Levei-a para o quarto e fizemos amor até doer. Ouvia-lhe os ossos cantar. No final apontei-lhe com o dedo para a cozinha e, por detrás dos fios da cortina, uma montanha de pratos e garfos e restos de comida e bagunçada e sei lá mais o quê. Lá nisso a Irene foi forte e meteu mãos à obra. Depois sim, passada uma hora, a cozinha parecia agora ser de gente.
Fomos à varanda fumar um cigarro. A cidade parece estar a ser comida por uma mosca gigante, tal é o zumbido ensurdecedor dos carros e do movimento frenético das pessoas.
Mas no fundo, depois de uma boa queca, a vida é bela. Os pássaros parecem pequenos homens acrobatas, e o cheiro do rio passa a ser um desodorizante de uma boutique de paris.
A tristeza apega-se e, a Irene, mexeu comigo. Aquele olhar de quem vem de longe, cansado, e perdeu as chaves de casa.

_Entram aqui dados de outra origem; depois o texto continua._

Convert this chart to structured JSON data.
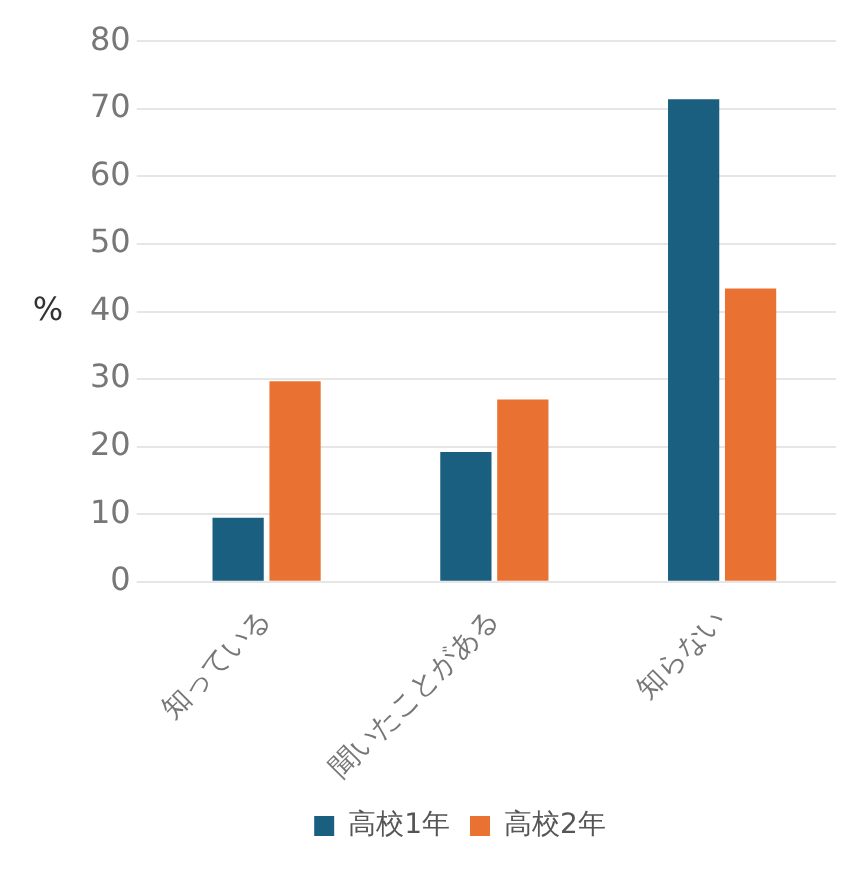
{
  "chart_data": {
    "type": "bar",
    "ylabel": "%",
    "categories": [
      "知っている",
      "聞いたことがある",
      "知らない"
    ],
    "series": [
      {
        "name": "高校1年",
        "color": "#1a5f80",
        "values": [
          9.5,
          19.2,
          71.4
        ]
      },
      {
        "name": "高校2年",
        "color": "#e97132",
        "values": [
          29.7,
          27.0,
          43.4
        ]
      }
    ],
    "ylim": [
      0,
      80
    ],
    "yticks": [
      0,
      10,
      20,
      30,
      40,
      50,
      60,
      70,
      80
    ],
    "grid": "y",
    "legend": "bottom"
  }
}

A sua palidez a ganhar cor, convenceram-me a que ela por cá ficasse a dormir por uns tempos. O tempo de o destino se endireitar com a força da coragem, de um grito.
Mais uma passa no cigarro e por momentos o coração se ilumina. Continuamos a olhar a cidade, a saber que a vida é apenas dias e mais dias e mais dias e mais dias.
Cansa saber disto.
O tráfego, o tráfico,
o comércio, os mendigos, o cheiro a maldição, as interrogações. As putas das interrogações.
Os caminhos que não nos levam a lado nenhum. A Irene olhando-me, a roubar-me pensamentos, a saber o quão importante é ter sabão para lavar a roupa e nem sequer haver nem uma coisa nem outra.
Saiu para a rua. E por lá andou. Chegou tarde. Trouxe um sorriso em cada mão. Uma nota de cem em cada uma. Eu estava ocupado em não fazer nada. A televisão a fazer-me companhia e a tentar-me convencer que o futuro faz-se com dois tijolos. Não sei como a Irene arranjou o dinheiro. Não sei, não quero saber, e tenho raiva de quem saiba.
Apenas sei que todas as noites ela chegava com uma nota de cem em cada mão. Deitava-se no meu colo e contava-me a história de uma menina que sonhava ser feliz. A felicidade tem os seus altos e baixos. Não vale a pena comprar um carro se pensarmos que vamos ter um acidente no primeiro dia.
O mundo vai acabar mas isso não é razão para antecipar a morte. Os meus poemas falam por mim. Só tenho ódio contra o ódio.
A Irene está trabalhando bem. Diz que o faz por amor.
Quero-a despachar mas, há os cem euros em cada mão, há a voz dela por toda a casa.
Há tudo isto a ganhar crosta em mim.
A vida?, sei lá que caralho é a vida.